Many personal injury clients say “no” to structured settlements on the basis of projections from financial advisors suggesting they can do better.
This week, our Client Services Department has fielded anxious calls from plaintiffs who have seen news reports and have asked for reassurance about their structured settlement payments.
For each and every client, we are able to reassure them that their structured settlement payments remain in pay, tax-free, and above all, safe.
Many of us are looking at news of the investment markets with alarm. Words like “panic” and “frenzy” have not been uncommon. The markets have halted trading twice this week alone.
While many of us are worried, most of us will weather the recent downturns because we’re in those investments for the long term. If we have a job to go to each day, we tell ourselves we’ll ride out the storm and keep going.
But imagine what might be happening right now in the home of the personal injury plaintiff who decided not to structure, and instead was counting on a traditional investment portfolio for immediate and reliable income to support their current and ongoing needs.

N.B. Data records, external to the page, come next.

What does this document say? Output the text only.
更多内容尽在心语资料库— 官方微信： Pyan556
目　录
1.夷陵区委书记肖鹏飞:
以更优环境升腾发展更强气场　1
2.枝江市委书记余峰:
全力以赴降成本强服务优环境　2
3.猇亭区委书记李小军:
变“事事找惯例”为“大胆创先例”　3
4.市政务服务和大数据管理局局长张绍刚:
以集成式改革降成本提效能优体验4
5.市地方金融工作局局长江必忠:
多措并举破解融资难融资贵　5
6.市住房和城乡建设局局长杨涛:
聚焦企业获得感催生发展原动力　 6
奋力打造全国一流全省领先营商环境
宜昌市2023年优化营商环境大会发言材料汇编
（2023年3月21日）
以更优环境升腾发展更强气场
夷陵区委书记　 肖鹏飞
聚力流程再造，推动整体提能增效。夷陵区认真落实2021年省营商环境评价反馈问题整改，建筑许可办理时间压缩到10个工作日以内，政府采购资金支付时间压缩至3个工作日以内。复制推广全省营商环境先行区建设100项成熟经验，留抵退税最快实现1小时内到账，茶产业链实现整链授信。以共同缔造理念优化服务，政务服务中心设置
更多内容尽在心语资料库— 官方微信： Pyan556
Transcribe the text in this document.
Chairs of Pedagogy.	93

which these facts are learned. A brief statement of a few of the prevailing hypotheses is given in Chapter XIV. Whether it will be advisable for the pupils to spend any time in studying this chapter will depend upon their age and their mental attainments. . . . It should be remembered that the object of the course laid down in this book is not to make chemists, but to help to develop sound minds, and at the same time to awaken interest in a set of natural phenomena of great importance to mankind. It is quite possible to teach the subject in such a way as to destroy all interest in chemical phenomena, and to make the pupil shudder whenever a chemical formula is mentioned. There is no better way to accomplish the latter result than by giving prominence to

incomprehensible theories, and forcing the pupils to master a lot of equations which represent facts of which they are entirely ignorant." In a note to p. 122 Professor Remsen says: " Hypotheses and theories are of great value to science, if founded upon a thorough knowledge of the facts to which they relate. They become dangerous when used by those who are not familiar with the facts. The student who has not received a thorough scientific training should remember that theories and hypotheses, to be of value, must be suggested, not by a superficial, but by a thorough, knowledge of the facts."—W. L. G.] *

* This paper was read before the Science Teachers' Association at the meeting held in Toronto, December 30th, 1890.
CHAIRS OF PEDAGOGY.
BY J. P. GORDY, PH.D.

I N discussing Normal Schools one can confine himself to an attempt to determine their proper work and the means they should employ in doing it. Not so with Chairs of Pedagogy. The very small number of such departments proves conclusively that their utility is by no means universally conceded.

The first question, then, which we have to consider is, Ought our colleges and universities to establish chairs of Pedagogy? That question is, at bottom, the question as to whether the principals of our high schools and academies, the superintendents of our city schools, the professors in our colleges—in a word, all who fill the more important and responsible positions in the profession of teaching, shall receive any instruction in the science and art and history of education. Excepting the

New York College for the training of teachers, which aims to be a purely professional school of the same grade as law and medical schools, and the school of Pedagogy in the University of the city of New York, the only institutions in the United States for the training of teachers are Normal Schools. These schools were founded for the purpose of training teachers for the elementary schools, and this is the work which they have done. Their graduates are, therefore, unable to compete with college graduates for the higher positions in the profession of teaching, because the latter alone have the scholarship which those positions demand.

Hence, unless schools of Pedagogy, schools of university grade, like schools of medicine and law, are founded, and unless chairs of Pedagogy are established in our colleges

For many of these plaintiffs, with no ability to work because of their injuries, and no additional funds to “ride out” the storm, these losses could be devastating. Their portfolios might never recover.
Before your clients sign that Final Release, urge them to meet with a structured settlement professional before they say “no” because of “better returns” somewhere else. The advice of a structured settlement professional is free, is without obligation, and represents a one-time opportunity to trade some of their settlement funds for a future with financial certainty and peace of mind.